Good afternoon! It’s the middle of the week and the post today is all about getting out of your own way. For much of my life I operated from a place of fear. From the time I can remember I felt weird and different and like there was something fundamentally wrong with me. It’s like I was hardwired to constantly live in a state of doubt and lack. I also felt incredibly empty and no amount of anything (food, people, drugs, traveling, education) could fill it up.
Over the years I have learned that my issues are not about what I do or don’t have. In fact, they aren’t even really about me and what career I think I should pursue or the fantasy life I am supposed to be living or could be living if everyone would just do what they were supposed to do according to me. Long sentence, but do you get where I am heading with this?
The major thing that I have come to understand in the last handful of years is that it is paramount to my health and happiness that I continue to develop my spiritual practice. This is the only thing that is going to give me the fearless and meaningful life that I crave regardless of anything external and even regardless of how I feel from day to day or minute to minute.

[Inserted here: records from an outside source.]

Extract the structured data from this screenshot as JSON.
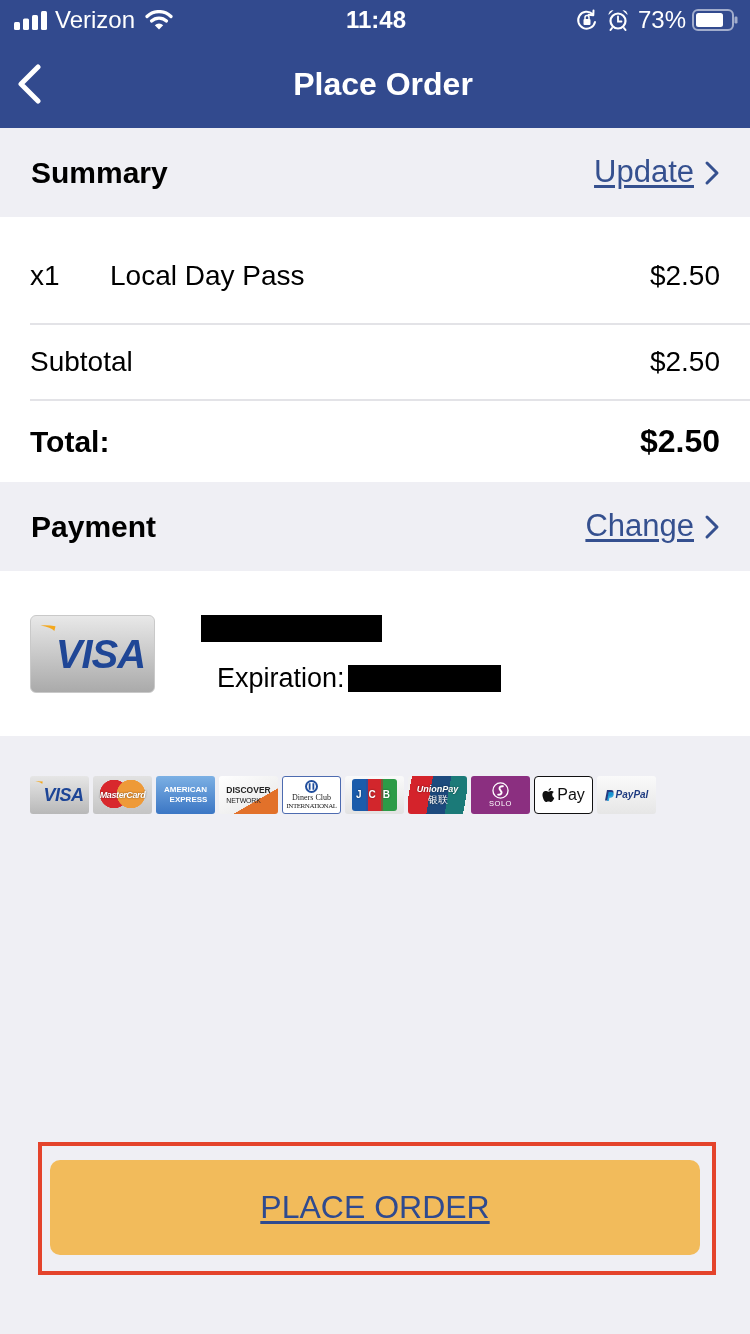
{
  "status_bar": {
    "carrier": "Verizon",
    "time": "11:48",
    "battery": "73%"
  },
  "nav": {
    "title": "Place Order"
  },
  "summary": {
    "title": "Summary",
    "action": "Update",
    "rows": [
      {
        "kind": "item",
        "quantity": "x1",
        "label": "Local Day Pass",
        "amount": "$2.50"
      },
      {
        "kind": "subtotal",
        "label": "Subtotal",
        "amount": "$2.50"
      },
      {
        "kind": "total",
        "label": "Total:",
        "amount": "$2.50"
      }
    ]
  },
  "payment": {
    "title": "Payment",
    "action": "Change",
    "card": {
      "kind": "visa",
      "brand": "VISA",
      "redacted": true,
      "expiration_label": "Expiration:"
    }
  },
  "accepted_cards": [
    {
      "kind": "visa",
      "text": [
        "VISA"
      ]
    },
    {
      "kind": "mastercard",
      "text": [
        "MasterCard"
      ]
    },
    {
      "kind": "amex",
      "text": [
        "AMERICAN",
        "EXPRESS"
      ]
    },
    {
      "kind": "discover",
      "text": [
        "DISCOVER",
        "NETWORK"
      ]
    },
    {
      "kind": "diners",
      "text": [
        "Diners Club",
        "INTERNATIONAL"
      ]
    },
    {
      "kind": "jcb",
      "text": [
        "JCB"
      ]
    },
    {
      "kind": "unionpay",
      "text": [
        "UnionPay",
        "银联"
      ]
    },
    {
      "kind": "solo",
      "text": [
        "SOLO"
      ]
    },
    {
      "kind": "applepay",
      "text": [
        "Pay"
      ]
    },
    {
      "kind": "paypal",
      "text": [
        "PayPal"
      ]
    }
  ],
  "place_order_button": {
    "label": "PLACE ORDER",
    "highlighted": true
  }
}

In order for me to grow on my spiritual path I must be willing to get messy and vulnerable and no matter what, out of my own way. In recent weeks I have debated on going back to school to further my education. While this is a great thing to do if it’s what I truly want, I know deep down I have been doing this outside research partly to distract myself from what is actually happening in my life right here right now. After getting honest with a friend about it this morning I reset my intentions and am back working on what is in front of me, the work that needs to get done today.
I realize that putting one foot in front of the other and doing the next indicated task aren’t the most exciting or flowery spiritual instructions but it’s honest and it’s what is going on for me right now. I know from past experiences that when I get out of my own way awesome things happen even if they aren’t exactly what I had in mind (or even close in some instances!). If I want the universe to flow through me I have to allow that to happen.
Just for today I am going to get out of my own way.
Just for today I am going to trust there is a plan for me even if I don’t feel it to be true.
Just for today I am going to focus on the tasks at hand and complete them as well as I possibly can.
Just for today I am going to follow through with my intentions.